Bad Soden-Salmünster pflanzt 55 neue Bäume
In Bad Soden-Salmünster (Main-Kinzig-Kreis, Hessen) wird es grüner. Die Stadt hat 55 neue Bäume im gesamten Stadtgebiet gepflanzt. Das Ganze ist Teil eines größeren Plans zum Klimaschutz. Finanziert wird das Projekt mit knapp 600.000 Euro aus einem Förderprogramm der KfW.
Die neuen Bäume stehen an verschiedenen Orten. Besonders viele gibt es in Hausen, im Kurpark und am MünsterbergPARK. Dort wurden 14 Bäume gesetzt, die später für Schatten sorgen sollen. Auch in Alsberg, auf dem Friedhof in Salmünster sowie in Katholisch-Willenroth und in zwei Kindertagesstätten wurden neue Bäume gepflanzt. Zusätzlich kamen beim Trauerzentrum rund 250 heimische Sträucher hinzu, die als Sichtschutz und für Vögel dienen sollen.

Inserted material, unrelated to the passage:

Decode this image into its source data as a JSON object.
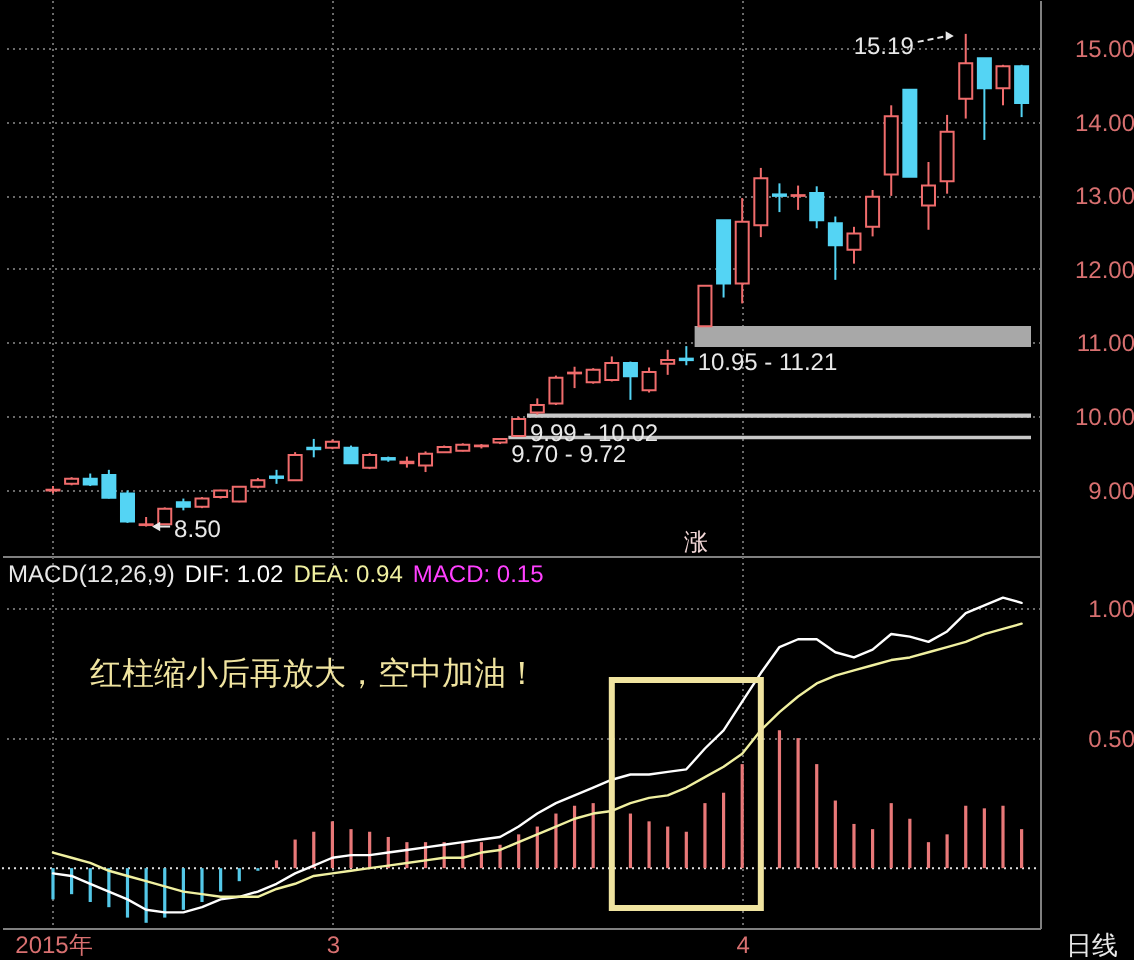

Die Stadt hat bewusst verschiedene Baumarten gewählt. So sollen die Bäume widerstandsfähiger gegen Schädlinge und Hitze sein. Es wurden hochwertige Hochstämme mit einem Umfang von 20 bis 25 Zentimetern verwendet. Für die Pflanzen, das Substrat und den Dünger zahlte die Stadt rund 22.000 Euro brutto.
Nach dem Pflanzen ist die Arbeit aber noch nicht vorbei. In den nächsten Jahren müssen die Bäume und Sträucher genau beobachtet und regelmäßig gegossen werden, damit sie auch wirklich anwachsen.
Die Stadt will in Zukunft noch mehr tun. Geplant sind weitere Pflanzungen und neue Geräte, die insektenfreundlicher beim Mähen und Pflegen sind. Außerdem soll die Stadt besser auf Starkregen vorbereitet werden, indem das Wasser an geeigneten Stellen besser zurückgehalten wird.
Insgesamt hat Bad Soden-Salmünster in den letzten fünf bis sechs Jahren bereits knapp 140 neue Bäume gepflanzt. Zudem wurden die Standorte aller Bäume digital erfasst, damit die Pflege effizienter läuft. Auch bei den Wiesen wird anders gearbeitet: Viele Flächen werden jetzt extensiver gepflegt. Das Heu von dort wird direkt im Wildpark als Futter genutzt, was Kosten für die Entsorgung spart.